Let `A_(n) = int tan^(n) xdx, AA n in N`. If `A_(10) + A_(12) = (tan^(m)x)/(m) + lambda` (where `lambda` is an arbitrary constant), then the value of m is equal to

To solve the problem, we need to compute \( A_{10} + A_{12} \) where \( A_n = \int \tan^n x \, dx \). We will use integration techniques to find the value of \( m \) in the expression \( A_{10} + A_{12} = \frac{\tan^m x}{m} + \lambda \). ### Step-by-Step Solution: 1. **Define the Integrals**: \[ A_{10} = \int \tan^{10} x \, dx, \quad A_{12} = \int \tan^{12} x \, dx \] 2. **Combine the Integrals**: \[ A_{10} + A_{12} = \int \tan^{10} x \, dx + \int \tan^{12} x \, dx = \int (\tan^{10} x + \tan^{12} x) \, dx \] 3. **Factor Out \(\tan^{10} x\)**: \[ A_{10} + A_{12} = \int \tan^{10} x (1 + \tan^2 x) \, dx \] 4. **Use the Identity**: Since \( 1 + \tan^2 x = \sec^2 x \), we can rewrite the integral: \[ A_{10} + A_{12} = \int \tan^{10} x \sec^2 x \, dx \] 5. **Substitution**: Let \( t = \tan x \).

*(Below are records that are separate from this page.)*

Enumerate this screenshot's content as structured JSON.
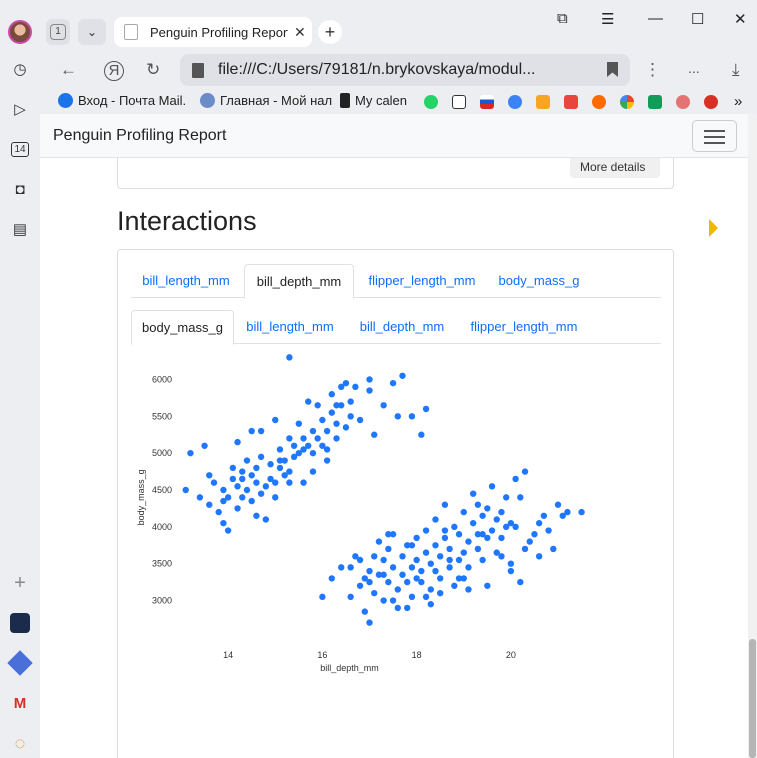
{
  "browser": {
    "tab_count": "1",
    "tab_title": "Penguin Profiling Report",
    "url": "file:///C:/Users/79181/n.brykovskaya/modul...",
    "bookmarks": [
      {
        "label": "Вход - Почта Mail."
      },
      {
        "label": "Главная - Мой нал"
      },
      {
        "label": "My calen"
      }
    ],
    "overflow_menu": "..."
  },
  "rail": {
    "calendar_badge": "14"
  },
  "navbar": {
    "brand": "Penguin Profiling Report"
  },
  "previous_card": {
    "button_label": "More details"
  },
  "section": {
    "heading": "Interactions"
  },
  "outer_tabs": [
    {
      "label": "bill_length_mm",
      "active": false
    },
    {
      "label": "bill_depth_mm",
      "active": true
    },
    {
      "label": "flipper_length_mm",
      "active": false
    },
    {
      "label": "body_mass_g",
      "active": false
    }
  ],
  "inner_tabs": [
    {
      "label": "body_mass_g",
      "active": true
    },
    {
      "label": "bill_length_mm",
      "active": false
    },
    {
      "label": "bill_depth_mm",
      "active": false
    },
    {
      "label": "flipper_length_mm",
      "active": false
    }
  ],
  "chart_data": {
    "type": "scatter",
    "xlabel": "bill_depth_mm",
    "ylabel": "body_mass_g",
    "xlim": [
      13,
      21.7
    ],
    "ylim": [
      2600,
      6400
    ],
    "xticks": [
      14,
      16,
      18,
      20
    ],
    "yticks": [
      3000,
      3500,
      4000,
      4500,
      5000,
      5500,
      6000
    ],
    "color": "#1f77ff",
    "series": [
      {
        "points": [
          [
            13.1,
            4500
          ],
          [
            13.2,
            5000
          ],
          [
            13.4,
            4400
          ],
          [
            13.5,
            5100
          ],
          [
            13.6,
            4700
          ],
          [
            13.6,
            4300
          ],
          [
            13.7,
            4600
          ],
          [
            13.8,
            4200
          ],
          [
            13.9,
            4500
          ],
          [
            13.9,
            4050
          ],
          [
            14.0,
            4400
          ],
          [
            14.0,
            3950
          ],
          [
            14.1,
            4800
          ],
          [
            14.1,
            4650
          ],
          [
            14.2,
            4550
          ],
          [
            14.2,
            4250
          ],
          [
            14.3,
            4750
          ],
          [
            14.3,
            4400
          ],
          [
            14.4,
            4900
          ],
          [
            14.4,
            4500
          ],
          [
            14.5,
            5300
          ],
          [
            14.5,
            4700
          ],
          [
            14.5,
            4350
          ],
          [
            14.6,
            4800
          ],
          [
            14.6,
            4600
          ],
          [
            14.7,
            5300
          ],
          [
            14.7,
            4950
          ],
          [
            14.7,
            4450
          ],
          [
            14.8,
            4550
          ],
          [
            14.8,
            4100
          ],
          [
            14.9,
            4650
          ],
          [
            14.9,
            4850
          ],
          [
            15.0,
            5450
          ],
          [
            15.0,
            4600
          ],
          [
            15.0,
            4400
          ],
          [
            15.1,
            4800
          ],
          [
            15.1,
            5050
          ],
          [
            15.2,
            4700
          ],
          [
            15.2,
            4900
          ],
          [
            15.3,
            4600
          ],
          [
            15.3,
            5200
          ],
          [
            15.3,
            4750
          ],
          [
            15.4,
            5100
          ],
          [
            15.4,
            4950
          ],
          [
            15.5,
            5000
          ],
          [
            15.5,
            5400
          ],
          [
            15.6,
            5200
          ],
          [
            15.6,
            4600
          ],
          [
            15.7,
            5700
          ],
          [
            15.7,
            5100
          ],
          [
            15.8,
            5300
          ],
          [
            15.8,
            5000
          ],
          [
            15.9,
            5650
          ],
          [
            15.9,
            5200
          ],
          [
            16.0,
            5100
          ],
          [
            16.0,
            5450
          ],
          [
            16.1,
            5050
          ],
          [
            16.1,
            5300
          ],
          [
            16.2,
            5550
          ],
          [
            16.2,
            5800
          ],
          [
            16.3,
            5400
          ],
          [
            16.3,
            5200
          ],
          [
            16.4,
            5650
          ],
          [
            16.4,
            5900
          ],
          [
            16.5,
            5350
          ],
          [
            16.5,
            5950
          ],
          [
            16.6,
            5500
          ],
          [
            16.6,
            5700
          ],
          [
            16.7,
            5900
          ],
          [
            16.8,
            5450
          ],
          [
            17.0,
            5850
          ],
          [
            17.0,
            6000
          ],
          [
            17.1,
            5250
          ],
          [
            17.3,
            5650
          ],
          [
            17.5,
            5950
          ],
          [
            17.6,
            5500
          ],
          [
            17.7,
            6050
          ],
          [
            17.9,
            5500
          ],
          [
            18.1,
            5250
          ],
          [
            18.2,
            5600
          ],
          [
            15.3,
            6300
          ],
          [
            14.2,
            5150
          ],
          [
            13.9,
            4350
          ],
          [
            14.6,
            4150
          ],
          [
            15.1,
            4900
          ],
          [
            15.8,
            4750
          ],
          [
            16.1,
            4900
          ],
          [
            14.3,
            4650
          ],
          [
            15.6,
            5050
          ],
          [
            16.3,
            5650
          ],
          [
            16.2,
            3300
          ],
          [
            16.4,
            3450
          ],
          [
            16.6,
            3050
          ],
          [
            16.7,
            3600
          ],
          [
            16.8,
            3200
          ],
          [
            16.9,
            2850
          ],
          [
            17.0,
            2700
          ],
          [
            17.0,
            3400
          ],
          [
            17.1,
            3100
          ],
          [
            17.1,
            3600
          ],
          [
            17.2,
            3350
          ],
          [
            17.2,
            3800
          ],
          [
            17.3,
            3000
          ],
          [
            17.3,
            3550
          ],
          [
            17.4,
            3250
          ],
          [
            17.4,
            3700
          ],
          [
            17.5,
            3900
          ],
          [
            17.5,
            3450
          ],
          [
            17.6,
            2900
          ],
          [
            17.6,
            3150
          ],
          [
            17.7,
            3350
          ],
          [
            17.7,
            3600
          ],
          [
            17.8,
            3750
          ],
          [
            17.8,
            3250
          ],
          [
            17.9,
            3450
          ],
          [
            17.9,
            3050
          ],
          [
            18.0,
            3550
          ],
          [
            18.0,
            3850
          ],
          [
            18.1,
            3250
          ],
          [
            18.1,
            3400
          ],
          [
            18.2,
            3650
          ],
          [
            18.2,
            3950
          ],
          [
            18.3,
            3150
          ],
          [
            18.3,
            3500
          ],
          [
            18.4,
            4100
          ],
          [
            18.4,
            3750
          ],
          [
            18.5,
            3300
          ],
          [
            18.5,
            3600
          ],
          [
            18.6,
            3850
          ],
          [
            18.6,
            4300
          ],
          [
            18.7,
            3450
          ],
          [
            18.7,
            3700
          ],
          [
            18.8,
            4000
          ],
          [
            18.8,
            3200
          ],
          [
            18.9,
            3550
          ],
          [
            18.9,
            3900
          ],
          [
            19.0,
            4200
          ],
          [
            19.0,
            3650
          ],
          [
            19.1,
            3450
          ],
          [
            19.1,
            3800
          ],
          [
            19.2,
            4050
          ],
          [
            19.2,
            4450
          ],
          [
            19.3,
            3700
          ],
          [
            19.3,
            3900
          ],
          [
            19.4,
            4150
          ],
          [
            19.4,
            3550
          ],
          [
            19.5,
            3850
          ],
          [
            19.5,
            4250
          ],
          [
            19.6,
            3950
          ],
          [
            19.6,
            4550
          ],
          [
            19.7,
            4100
          ],
          [
            19.7,
            3650
          ],
          [
            19.8,
            4200
          ],
          [
            19.8,
            3850
          ],
          [
            19.9,
            4400
          ],
          [
            19.9,
            4000
          ],
          [
            20.0,
            4050
          ],
          [
            20.0,
            3500
          ],
          [
            20.1,
            4650
          ],
          [
            20.1,
            4000
          ],
          [
            20.2,
            4400
          ],
          [
            20.3,
            4750
          ],
          [
            20.3,
            3700
          ],
          [
            20.5,
            3900
          ],
          [
            20.6,
            3600
          ],
          [
            20.7,
            4150
          ],
          [
            20.8,
            3950
          ],
          [
            21.1,
            4150
          ],
          [
            21.2,
            4200
          ],
          [
            21.5,
            4200
          ],
          [
            17.0,
            3250
          ],
          [
            17.5,
            3000
          ],
          [
            18.0,
            3300
          ],
          [
            18.5,
            3100
          ],
          [
            19.0,
            3300
          ],
          [
            16.9,
            3300
          ],
          [
            16.8,
            3550
          ],
          [
            17.3,
            3350
          ],
          [
            18.3,
            2950
          ],
          [
            19.5,
            3200
          ],
          [
            16.0,
            3050
          ],
          [
            16.6,
            3450
          ],
          [
            18.7,
            3550
          ],
          [
            18.9,
            3300
          ],
          [
            19.1,
            3150
          ],
          [
            20.0,
            3400
          ],
          [
            18.2,
            3050
          ],
          [
            17.8,
            2900
          ],
          [
            20.4,
            3800
          ],
          [
            20.9,
            3700
          ],
          [
            17.4,
            3900
          ],
          [
            17.9,
            3750
          ],
          [
            18.4,
            3400
          ],
          [
            19.4,
            3900
          ],
          [
            19.8,
            3600
          ],
          [
            20.6,
            4050
          ],
          [
            21.0,
            4300
          ],
          [
            20.2,
            3250
          ],
          [
            19.3,
            4300
          ],
          [
            18.6,
            3950
          ]
        ]
      }
    ]
  }
}
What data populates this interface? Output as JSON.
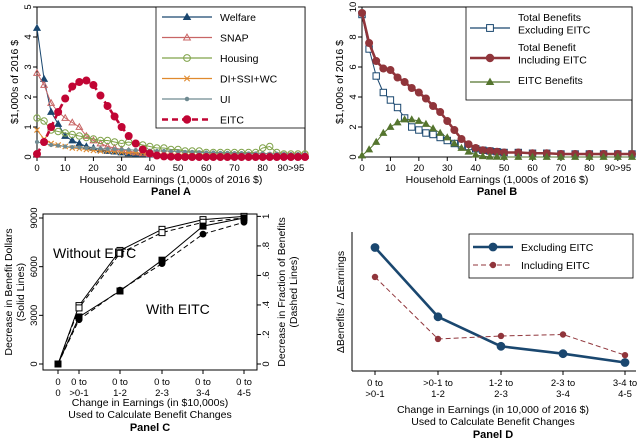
{
  "chart_data": [
    {
      "id": "A",
      "type": "line",
      "title": "Panel A",
      "xlabel": "Household Earnings (1,000s of 2016 $)",
      "ylabel": "$1,000s of 2016 $",
      "xlim": [
        0,
        95
      ],
      "ylim": [
        0,
        5
      ],
      "xticks": [
        0,
        10,
        20,
        30,
        40,
        50,
        60,
        70,
        80,
        90
      ],
      "xtick_labels": [
        "0",
        "10",
        "20",
        "30",
        "40",
        "50",
        "60",
        "70",
        "80",
        "90>95"
      ],
      "yticks": [
        0,
        1,
        2,
        3,
        4,
        5
      ],
      "legend_position": "top-right",
      "x": [
        0,
        2.5,
        5,
        7.5,
        10,
        12.5,
        15,
        17.5,
        20,
        22.5,
        25,
        27.5,
        30,
        32.5,
        35,
        37.5,
        40,
        42.5,
        45,
        47.5,
        50,
        52.5,
        55,
        57.5,
        60,
        62.5,
        65,
        67.5,
        70,
        72.5,
        75,
        77.5,
        80,
        82.5,
        85,
        87.5,
        90,
        92.5,
        95
      ],
      "series": [
        {
          "name": "Welfare",
          "color": "#1a476f",
          "dash": "solid",
          "marker": "triangle",
          "values": [
            4.3,
            2.6,
            1.5,
            1.1,
            0.7,
            0.55,
            0.45,
            0.35,
            0.3,
            0.25,
            0.2,
            0.18,
            0.15,
            0.12,
            0.1,
            0.1,
            0.08,
            0.08,
            0.07,
            0.06,
            0.05,
            0.05,
            0.04,
            0.04,
            0.04,
            0.03,
            0.03,
            0.03,
            0.03,
            0.03,
            0.03,
            0.03,
            0.03,
            0.03,
            0.03,
            0.03,
            0.03,
            0.03,
            0.03
          ]
        },
        {
          "name": "SNAP",
          "color": "#c86565",
          "dash": "solid",
          "marker": "hollow-triangle",
          "values": [
            2.8,
            2.4,
            1.8,
            1.5,
            1.3,
            1.15,
            1.0,
            0.7,
            0.55,
            0.45,
            0.35,
            0.3,
            0.25,
            0.2,
            0.15,
            0.12,
            0.1,
            0.08,
            0.07,
            0.06,
            0.05,
            0.05,
            0.04,
            0.04,
            0.04,
            0.03,
            0.03,
            0.03,
            0.03,
            0.03,
            0.03,
            0.03,
            0.03,
            0.03,
            0.03,
            0.03,
            0.03,
            0.03,
            0.03
          ]
        },
        {
          "name": "Housing",
          "color": "#80a34a",
          "dash": "solid",
          "marker": "hollow-circle",
          "values": [
            1.3,
            1.2,
            0.9,
            0.85,
            0.8,
            0.75,
            0.7,
            0.65,
            0.6,
            0.55,
            0.55,
            0.5,
            0.45,
            0.5,
            0.45,
            0.4,
            0.35,
            0.3,
            0.3,
            0.25,
            0.25,
            0.2,
            0.2,
            0.2,
            0.15,
            0.15,
            0.15,
            0.15,
            0.15,
            0.15,
            0.15,
            0.15,
            0.3,
            0.35,
            0.15,
            0.1,
            0.1,
            0.1,
            0.1
          ]
        },
        {
          "name": "DI+SSI+WC",
          "color": "#e08a2e",
          "dash": "solid",
          "marker": "x",
          "values": [
            0.9,
            0.6,
            0.45,
            0.4,
            0.35,
            0.3,
            0.28,
            0.25,
            0.22,
            0.2,
            0.2,
            0.18,
            0.16,
            0.15,
            0.14,
            0.13,
            0.12,
            0.11,
            0.1,
            0.1,
            0.09,
            0.09,
            0.08,
            0.08,
            0.08,
            0.07,
            0.07,
            0.07,
            0.07,
            0.06,
            0.06,
            0.06,
            0.06,
            0.06,
            0.06,
            0.06,
            0.06,
            0.06,
            0.06
          ]
        },
        {
          "name": "UI",
          "color": "#6f8a91",
          "dash": "solid",
          "marker": "dot",
          "values": [
            0.5,
            0.45,
            0.4,
            0.38,
            0.35,
            0.33,
            0.32,
            0.3,
            0.3,
            0.28,
            0.27,
            0.26,
            0.25,
            0.24,
            0.23,
            0.22,
            0.21,
            0.2,
            0.2,
            0.19,
            0.18,
            0.17,
            0.17,
            0.16,
            0.15,
            0.15,
            0.14,
            0.14,
            0.13,
            0.13,
            0.12,
            0.12,
            0.12,
            0.11,
            0.11,
            0.11,
            0.1,
            0.1,
            0.1
          ]
        },
        {
          "name": "EITC",
          "color": "#c10534",
          "dash": "dashed",
          "marker": "filled-circle",
          "bold": true,
          "values": [
            0.1,
            0.5,
            1.0,
            1.5,
            1.95,
            2.35,
            2.5,
            2.55,
            2.4,
            2.05,
            1.7,
            1.35,
            1.0,
            0.7,
            0.45,
            0.25,
            0.12,
            0.05,
            0.02,
            0.01,
            0,
            0,
            0,
            0,
            0,
            0,
            0,
            0,
            0,
            0,
            0,
            0,
            0,
            0,
            0,
            0,
            0,
            0,
            0
          ]
        }
      ]
    },
    {
      "id": "B",
      "type": "line",
      "title": "Panel B",
      "xlabel": "Household Earnings (1,000s of 2016 $)",
      "ylabel": "$1,000s of 2016 $",
      "xlim": [
        0,
        95
      ],
      "ylim": [
        0,
        10
      ],
      "xticks": [
        0,
        10,
        20,
        30,
        40,
        50,
        60,
        70,
        80,
        90
      ],
      "xtick_labels": [
        "0",
        "10",
        "20",
        "30",
        "40",
        "50",
        "60",
        "70",
        "80",
        "90>95"
      ],
      "yticks": [
        0,
        2,
        4,
        6,
        8,
        10
      ],
      "legend_position": "top-right",
      "x": [
        0,
        2.5,
        5,
        7.5,
        10,
        12.5,
        15,
        17.5,
        20,
        22.5,
        25,
        27.5,
        30,
        32.5,
        35,
        37.5,
        40,
        42.5,
        45,
        47.5,
        50,
        55,
        60,
        65,
        70,
        75,
        80,
        85,
        90,
        95
      ],
      "series": [
        {
          "name": "Total Benefits Excluding EITC",
          "color": "#1a476f",
          "dash": "solid",
          "marker": "hollow-square",
          "values": [
            9.5,
            7.2,
            5.4,
            4.3,
            3.8,
            3.3,
            2.6,
            2.0,
            1.8,
            1.6,
            1.5,
            1.3,
            1.1,
            0.9,
            0.8,
            0.7,
            0.55,
            0.45,
            0.4,
            0.35,
            0.3,
            0.3,
            0.25,
            0.25,
            0.2,
            0.2,
            0.2,
            0.2,
            0.2,
            0.2
          ]
        },
        {
          "name": "Total Benefit Including EITC",
          "color": "#90353b",
          "dash": "solid",
          "marker": "filled-circle",
          "bold": true,
          "values": [
            9.6,
            7.6,
            6.4,
            5.9,
            5.8,
            5.3,
            5.0,
            4.6,
            4.3,
            3.9,
            3.4,
            3.0,
            2.4,
            1.8,
            1.2,
            0.85,
            0.6,
            0.45,
            0.4,
            0.35,
            0.3,
            0.3,
            0.25,
            0.25,
            0.2,
            0.2,
            0.2,
            0.2,
            0.2,
            0.2
          ]
        },
        {
          "name": "EITC Benefits",
          "color": "#55752f",
          "dash": "solid",
          "marker": "filled-triangle",
          "values": [
            0.1,
            0.5,
            1.0,
            1.6,
            2.0,
            2.3,
            2.5,
            2.5,
            2.4,
            2.2,
            1.9,
            1.6,
            1.3,
            0.9,
            0.6,
            0.35,
            0.15,
            0.05,
            0.02,
            0.01,
            0,
            0,
            0,
            0,
            0,
            0,
            0,
            0,
            0,
            0
          ]
        }
      ]
    },
    {
      "id": "C",
      "type": "line",
      "title": "Panel C",
      "xlabel": "Change in Earnings (in $10,000s)",
      "xlabel2": "Used to Calculate Benefit Changes",
      "ylabel_left": [
        "Decrease in Benefit Dollars",
        "(Solid Lines)"
      ],
      "ylabel_right": [
        "Decrease in Fraction of Benefits",
        "(Dashed Lines)"
      ],
      "x_positions": [
        0,
        1,
        2,
        3,
        4,
        5
      ],
      "xtick_labels": [
        [
          "0",
          "0"
        ],
        [
          "0 to",
          ">0-1"
        ],
        [
          "0 to",
          "1-2"
        ],
        [
          "0 to",
          "2-3"
        ],
        [
          "0 to",
          "3-4"
        ],
        [
          "0 to",
          "4-5"
        ]
      ],
      "ylim": [
        0,
        9000
      ],
      "yticks": [
        0,
        3000,
        6000,
        9000
      ],
      "y2lim": [
        0,
        1
      ],
      "y2ticks": [
        0,
        0.2,
        0.4,
        0.6,
        0.8,
        1
      ],
      "y2tick_labels": [
        "0",
        ".2",
        ".4",
        ".6",
        ".8",
        "1"
      ],
      "annotations": [
        "Without EITC",
        "With EITC"
      ],
      "series": [
        {
          "name": "Without EITC (dollars)",
          "axis": "left",
          "dash": "solid",
          "marker": "hollow-square",
          "values": [
            0,
            3600,
            7000,
            8300,
            8900,
            9100
          ]
        },
        {
          "name": "Without EITC (fraction)",
          "axis": "right",
          "dash": "dashed",
          "marker": "hollow-square",
          "values": [
            0,
            0.38,
            0.75,
            0.89,
            0.96,
            0.99
          ]
        },
        {
          "name": "With EITC (dollars)",
          "axis": "left",
          "dash": "solid",
          "marker": "filled-square",
          "values": [
            0,
            2900,
            4500,
            6400,
            8500,
            9000
          ]
        },
        {
          "name": "With EITC (fraction)",
          "axis": "right",
          "dash": "dashed",
          "marker": "filled-circle",
          "values": [
            0,
            0.3,
            0.5,
            0.68,
            0.88,
            0.96
          ]
        }
      ]
    },
    {
      "id": "D",
      "type": "line",
      "title": "Panel D",
      "xlabel": "Change in Earnings (in 10,000 of 2016 $)",
      "xlabel2": "Used to Calculate Benefit Changes",
      "ylabel": "ΔBenefits / ΔEarnings",
      "x_positions": [
        0,
        1,
        2,
        3,
        4
      ],
      "xtick_labels": [
        [
          "0 to",
          ">0-1"
        ],
        [
          ">0-1 to",
          "1-2"
        ],
        [
          "1-2 to",
          "2-3"
        ],
        [
          "2-3 to",
          "3-4"
        ],
        [
          "3-4 to",
          "4-5"
        ]
      ],
      "ylim": [
        0,
        0.8
      ],
      "legend_position": "top-right",
      "series": [
        {
          "name": "Excluding EITC",
          "color": "#1a476f",
          "dash": "solid",
          "marker": "filled-circle",
          "bold": true,
          "values": [
            0.79,
            0.32,
            0.12,
            0.07,
            0.01
          ]
        },
        {
          "name": "Including EITC",
          "color": "#90353b",
          "dash": "dashed",
          "marker": "filled-circle",
          "values": [
            0.59,
            0.17,
            0.19,
            0.2,
            0.06
          ]
        }
      ]
    }
  ]
}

Then, \( dt = \sec^2 x \, dx \), so: \[ A_{10} + A_{12} = \int t^{10} \, dt \] 6. **Integrate**: \[ \int t^{10} \, dt = \frac{t^{11}}{11} + \lambda = \frac{\tan^{11} x}{11} + \lambda \] 7. **Compare with Given Expression**: We have: \[ A_{10} + A_{12} = \frac{\tan^{11} x}{11} + \lambda \] The problem states that: \[ A_{10} + A_{12} = \frac{\tan^m x}{m} + \lambda \] 8. **Identify \( m \)**: By comparing both expressions, we see that \( m = 11 \). ### Final Answer: The value of \( m \) is \( 11 \).